Orion's dynamic behavior received repeated study for seven years, most intensely by Constant David, a French engineer who joined the project in late 1958. "When a shock is transmitted to a flexible structural system, a pressure wave is generated and travels back and forth throughout that system until it is eventually damped out," he explains in Minimum Energy Loss in a Two-mass Spring System. "It is sometimes of interest to evaluate the amount of energy dumped into the system during the damping process, especially if the shock is repeated at short intervals... when a momentum increment is imparted to such a system by hitting one of the two masses for a very short time, so that the impulse is all delivered before any appreciable displacement of the hit mass takes place."[182] The harmonics of later designs were tuned so that the secondary shock absorbers oscillated one-half cycle between explosions, while the primary shock absorbers oscillated 4 1/2 cycles. Timing was critical. "An explosion timing tolerance of 10 m/sec is allowable (compared to 4 m/sec for a previous study). This is of significant importance," Constant David concluded in December 1964.[183] When Project Orion was shut down in 1965, he was still conducting tests of scaled-down gas-bag shock-absorber assemblies in a bunker at General Atomic's Green Farm high-explosive test facility, and was still simulating the resonant behavior of full-sized Orion vehicles using the enormous analog computer banks at Convair.

There were four main questions concerning shock absorbers: how to achieve a long enough stroke; whether to make them dissipative or non-dissipative; how to tune the resonance; and what to do about duds. As late as December 1964 the Fortran IBM-7044 codes for modeling shock-absorber behavior were still evolving in two separate versions: SAND (Shock Absorber Non-Dissipative) and SAD (Shock Absorber Dissipative). "We were never really settled on whether to drive the shock-absorber system at resonance or not," says Ted. "You could pick up a lot in performance if you did it in resonance in the sense that the pusher plate would be moving down, bouncing off the ship through the shock absorbers, moving down at high speed, and that's when we'd fire. Question: suppose an explosion doesn't work—then it would keep going and so we had to arrange things so that under those conditions the pusher would nondestructively overshoot by a factor of two in distance and then go back and damp out or lock and say, 'OK, we missed one.' I think most people favored locking. It would come down, go back up, and say, 'OK, start me again.' So we had to have a supply of half-momentum charges that would not stop the pusher when it was moving down but start it moving up."

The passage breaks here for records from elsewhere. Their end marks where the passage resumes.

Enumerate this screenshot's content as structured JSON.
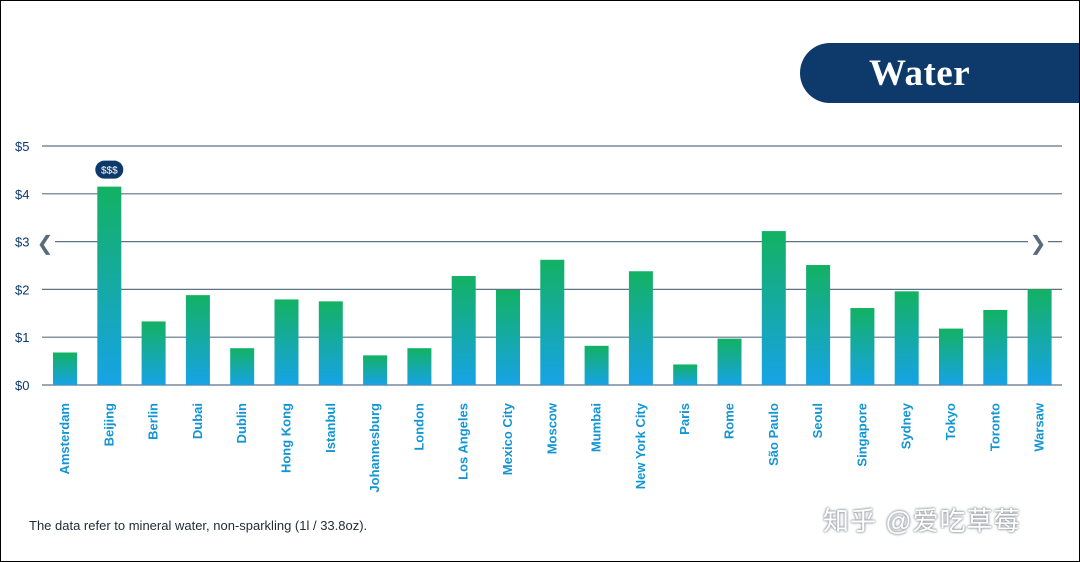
{
  "title": "Water",
  "badge": "$$$",
  "footnote": "The data refer to mineral water, non-sparkling (1l / 33.8oz).",
  "watermark": "知乎 @爱吃草莓",
  "nav": {
    "prev_icon": "chevron-left-icon",
    "next_icon": "chevron-right-icon",
    "prev_glyph": "❮",
    "next_glyph": "❯"
  },
  "colors": {
    "title_bg": "#0d3a6b",
    "bar_top": "#13b163",
    "bar_bottom": "#17a3e6",
    "grid": "#5c7286",
    "axis_text": "#0d3a6b",
    "category_text": "#1295d3",
    "badge_bg": "#0d3a6b"
  },
  "chart_data": {
    "type": "bar",
    "categories": [
      "Amsterdam",
      "Beijing",
      "Berlin",
      "Dubai",
      "Dublin",
      "Hong Kong",
      "Istanbul",
      "Johannesburg",
      "London",
      "Los Angeles",
      "Mexico City",
      "Moscow",
      "Mumbai",
      "New York City",
      "Paris",
      "Rome",
      "São Paulo",
      "Seoul",
      "Singapore",
      "Sydney",
      "Tokyo",
      "Toronto",
      "Warsaw"
    ],
    "values": [
      0.68,
      4.15,
      1.33,
      1.88,
      0.77,
      1.79,
      1.75,
      0.62,
      0.77,
      2.28,
      1.99,
      2.62,
      0.82,
      2.38,
      0.43,
      0.97,
      3.22,
      2.51,
      1.61,
      1.96,
      1.18,
      1.57,
      2.0
    ],
    "yticks": [
      "$0",
      "$1",
      "$2",
      "$3",
      "$4",
      "$5"
    ],
    "ylim": [
      0,
      5
    ],
    "grid": true,
    "highlight_index": 1,
    "title": "Water",
    "xlabel": "",
    "ylabel": ""
  }
}
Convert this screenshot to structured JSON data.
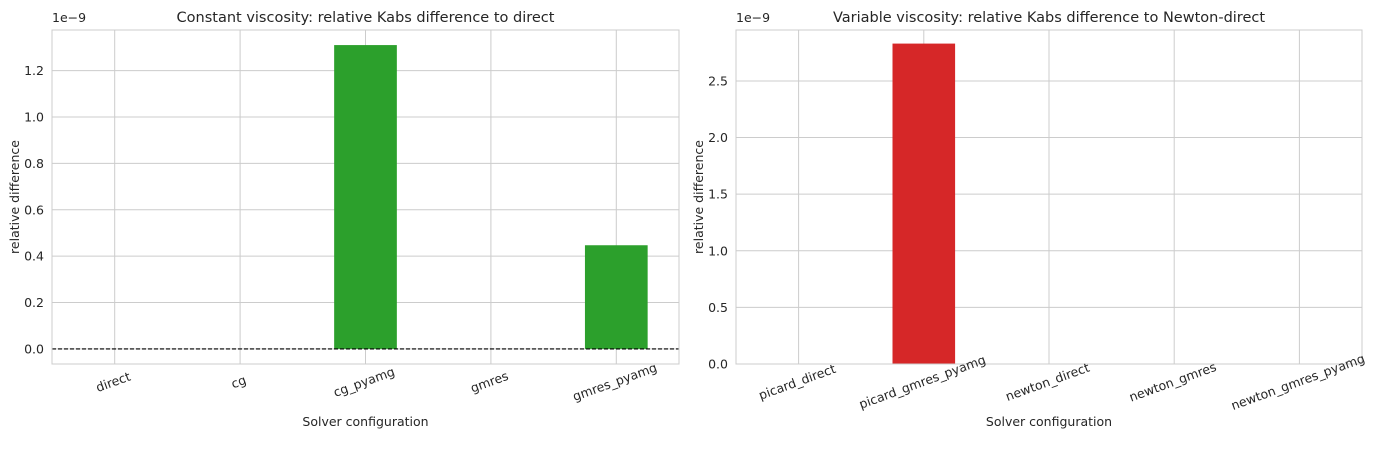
{
  "chart_data": [
    {
      "type": "bar",
      "title": "Constant viscosity: relative Kabs difference to direct",
      "xlabel": "Solver configuration",
      "ylabel": "relative difference",
      "offset_text": "1e−9",
      "categories": [
        "direct",
        "cg",
        "cg_pyamg",
        "gmres",
        "gmres_pyamg"
      ],
      "values": [
        0,
        0,
        1.31e-09,
        0,
        4.47e-10
      ],
      "bar_color": "#2ca02c",
      "ylim": [
        -6.5e-11,
        1.375e-09
      ],
      "yticks": [
        0,
        2e-10,
        4e-10,
        6e-10,
        8e-10,
        1e-09,
        1.2e-09
      ],
      "ytick_labels": [
        "0.0",
        "0.2",
        "0.4",
        "0.6",
        "0.8",
        "1.0",
        "1.2"
      ],
      "reference_line": {
        "y": 0,
        "style": "dashed",
        "color": "#000000"
      },
      "grid": true
    },
    {
      "type": "bar",
      "title": "Variable viscosity: relative Kabs difference to Newton-direct",
      "xlabel": "Solver configuration",
      "ylabel": "relative difference",
      "offset_text": "1e−9",
      "categories": [
        "picard_direct",
        "picard_gmres_pyamg",
        "newton_direct",
        "newton_gmres",
        "newton_gmres_pyamg"
      ],
      "values": [
        0,
        2.83e-09,
        0,
        0,
        0
      ],
      "bar_color": "#d62728",
      "ylim": [
        0,
        2.95e-09
      ],
      "yticks": [
        0,
        5e-10,
        1e-09,
        1.5e-09,
        2e-09,
        2.5e-09
      ],
      "ytick_labels": [
        "0.0",
        "0.5",
        "1.0",
        "1.5",
        "2.0",
        "2.5"
      ],
      "reference_line": {
        "y": 0,
        "style": "dashed",
        "color": "#cccccc"
      },
      "grid": true
    }
  ]
}
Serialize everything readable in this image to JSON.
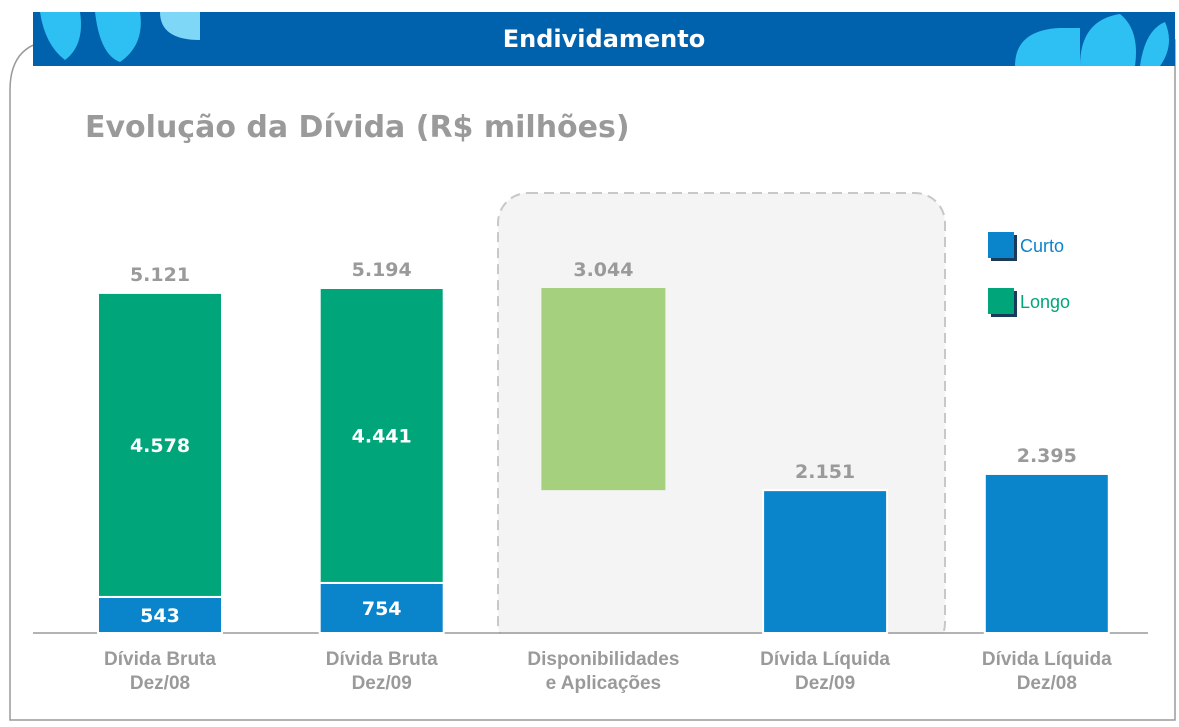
{
  "header": {
    "title": "Endividamento"
  },
  "chart_data": {
    "type": "bar",
    "stacked": true,
    "title": "Evolução da Dívida (R$ milhões)",
    "categories": [
      "Dívida Bruta\nDez/08",
      "Dívida Bruta\nDez/09",
      "Disponibilidades\ne Aplicações",
      "Dívida Líquida\nDez/09",
      "Dívida Líquida\nDez/08"
    ],
    "series": [
      {
        "name": "Curto",
        "color": "#0a85cc",
        "values": [
          543,
          754,
          null,
          2151,
          2395
        ],
        "value_labels": [
          "543",
          "754",
          null,
          "2.151",
          "2.395"
        ]
      },
      {
        "name": "Longo",
        "color": "#00a67a",
        "values": [
          4578,
          4441,
          null,
          null,
          null
        ],
        "value_labels": [
          "4.578",
          "4.441",
          null,
          null,
          null
        ]
      }
    ],
    "totals": [
      5121,
      5194,
      null,
      null,
      null
    ],
    "total_labels": [
      "5.121",
      "5.194",
      null,
      null,
      null
    ],
    "waterfall": {
      "category": 2,
      "value": 3044,
      "value_label": "3.044",
      "color": "#a5d17f"
    },
    "legend": "upper right"
  }
}
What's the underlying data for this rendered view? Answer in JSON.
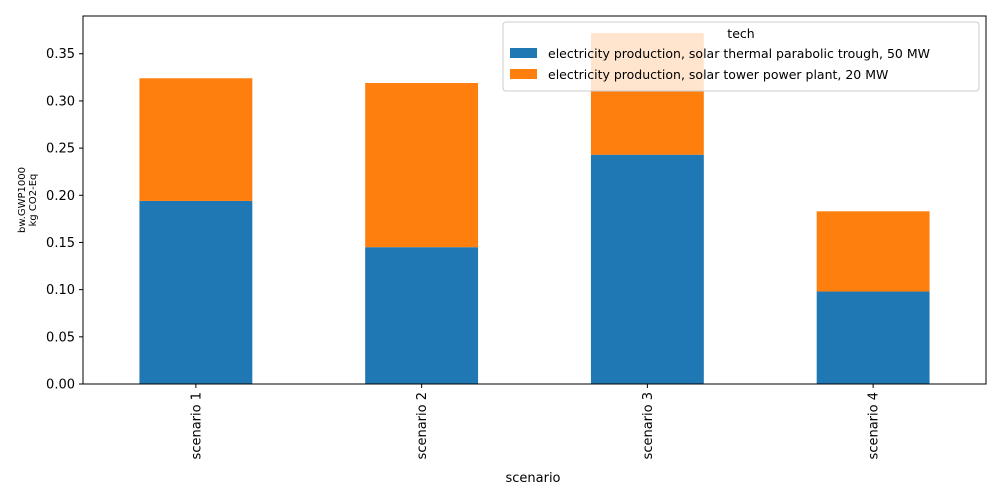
{
  "chart_data": {
    "type": "bar",
    "stacked": true,
    "orientation": "vertical",
    "categories": [
      "scenario 1",
      "scenario 2",
      "scenario 3",
      "scenario 4"
    ],
    "series": [
      {
        "name": "electricity production, solar thermal parabolic trough, 50 MW",
        "color": "#1f77b4",
        "values": [
          0.194,
          0.145,
          0.243,
          0.098
        ]
      },
      {
        "name": "electricity production, solar tower power plant, 20 MW",
        "color": "#ff7f0e",
        "values": [
          0.13,
          0.174,
          0.129,
          0.085
        ]
      }
    ],
    "xlabel": "scenario",
    "ylabel_lines": [
      "bw.GWP1000",
      "kg CO2-Eq"
    ],
    "ylim": [
      0,
      0.39
    ],
    "yticks": [
      "0.00",
      "0.05",
      "0.10",
      "0.15",
      "0.20",
      "0.25",
      "0.30",
      "0.35"
    ],
    "legend": {
      "title": "tech",
      "placement": "top-right"
    },
    "grid": false,
    "xtick_rotation": "vertical"
  }
}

What about a misfire during the initial Earth-to-orbit launch? "It was the rule that we imposed on ourselves that it must not be fatal," explains Freeman. "It was unacceptable that a single dud bomb would put you out of business. And that was one of the major problems. The shock absorber had to be designed so that if a bomb failed to go off you had some way of stopping the plate from running away into space. There had to be some way of catching the pusher plate and bringing it back, which meant the shock absorber became much more difficult to design."

"My technical questions about whether Orion would work the way we said it would were almost entirely tied up, not with what we called the big problem of ablation—I think that can be solved—but with complicated machinery," says Ted. "Things like unspecified types of car trouble, if the car is too complicated."

"We really were a bit insane," admits Freeman, "thinking that all these things would work."